Unlike other telescopes (which can only take snapshots of the sky one portion at a time), LSST is capable of taking high-resolution panorama. This will help scientists see and observe any essential movements in the sky without actually stitching hundred of photos to create a panoramic view of the entire subject.

“That could be everything from asteroids, to variable stars, to supernova, to maybe new phenomenon that we don’t know about yet,” says Aaron Roodman, a physicist at the SLAC National Accelerator Laboratory who is also in charge of the integration and testing of the camera.

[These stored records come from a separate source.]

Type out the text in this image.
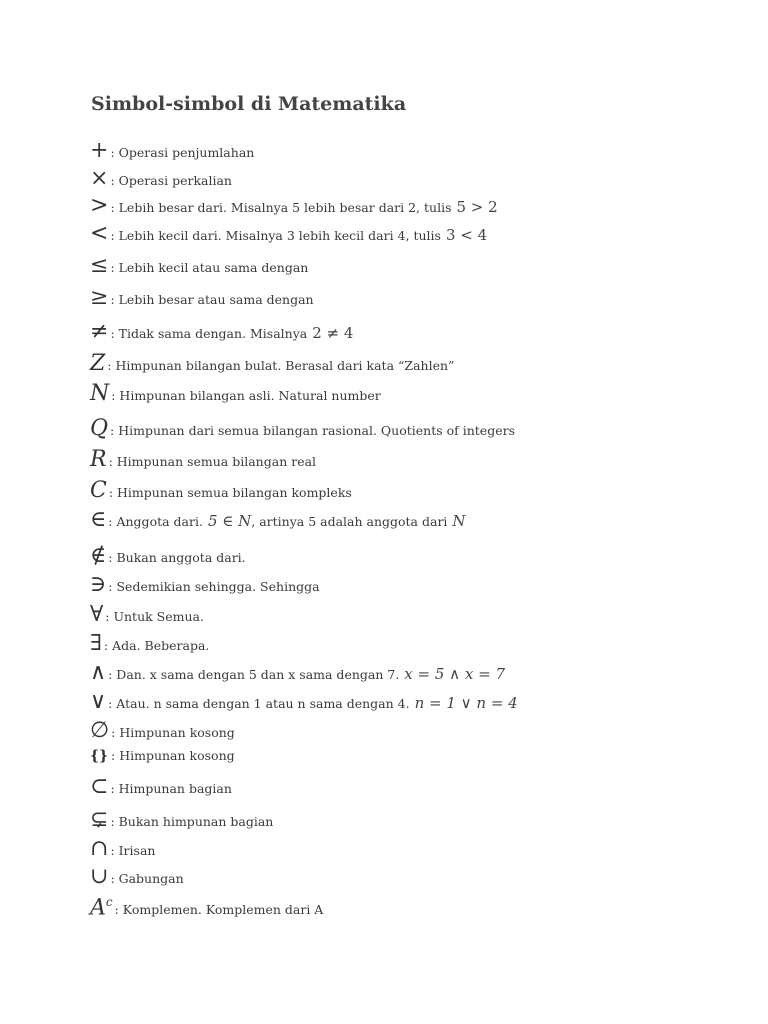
Simbol-simbol di Matematika
+ : Operasi penjumlahan
× : Operasi perkalian
> : Lebih besar dari. Misalnya 5 lebih besar dari 2, tulis 5 > 2
< : Lebih kecil dari. Misalnya 3 lebih kecil dari 4, tulis 3 < 4
≤ : Lebih kecil atau sama dengan
≥ : Lebih besar atau sama dengan
≠ : Tidak sama dengan. Misalnya 2 ≠ 4
Z : Himpunan bilangan bulat. Berasal dari kata “Zahlen”
N : Himpunan bilangan asli. Natural number
Q : Himpunan dari semua bilangan rasional. Quotients of integers
R : Himpunan semua bilangan real
C : Himpunan semua bilangan kompleks
∈ : Anggota dari. 5 ∈ N , artinya 5 adalah anggota dari N
∉ : Bukan anggota dari.
∋ : Sedemikian sehingga. Sehingga
∀ : Untuk Semua.
∃ : Ada. Beberapa.
∧ : Dan. x sama dengan 5 dan x sama dengan 7. x = 5 ∧ x = 7
∨ : Atau. n sama dengan 1 atau n sama dengan 4. n = 1 ∨ n = 4
∅ : Himpunan kosong
{} : Himpunan kosong
⊂ : Himpunan bagian
⊊ : Bukan himpunan bagian
∩ : Irisan
∪ : Gabungan
$A^c$
: Komplemen. Komplemen dari A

“Right now, every piece of the camera is under construction in various places,” Roodman told NPR. The camera sensor is currently being assembled at Brookhaven National Laboratory while the optics is done at the Lawrence Livermore National Laboratory.  A device for putting different color filters in front of the camera lens is coming from France. Nonetheless, the final assembly of the system will take place at SLAC where the two-story tall clean room is located.

“Clean room procedures are pretty common for working with CCD cameras,” says Roodman. “A piece of dust on any of those surfaces, we’ll really notice. It’ll actually have a significant negative affect on the camera.”

Joe Palca of NPR was offered to have a look inside the clean room. But people can’t just simply walk into the room as according to Palca, “You have to put on gloves, a hat, booties and an extremely clean white coveralls.”

“Once inside, Roodman points to a small box with cables coming out of it sitting on a lab bench.” Palca wrote on his article. “All by itself this little unit is a 144-megapixel camera,” Roodman explained to him. There will be twenty-one of these boxes inside the camera.

But for the camera to work properly, everything has to be on its exact places. Roodman told Palca that they have to “measure things to an accuracy of two microns.” If done correctly, the camera will be able take crisp images of the heavens.

During the tour, Palca saw some graduate students fixing some light leak problem in the interior of the dark box. They are trying to block the glare coming from the LED lights mounted near the box. Roodman suggested to put some black tape over the lights.

“This is the beauty of experimental physics,” Roodman said. “On the one hand, I’m interested in studying the makeup of the universe. But for today, we’ve got to make sure that the tape is blocking out all the light from some LEDs.”

Roodman expects that by 2020, astronomers should be able to start using the camera.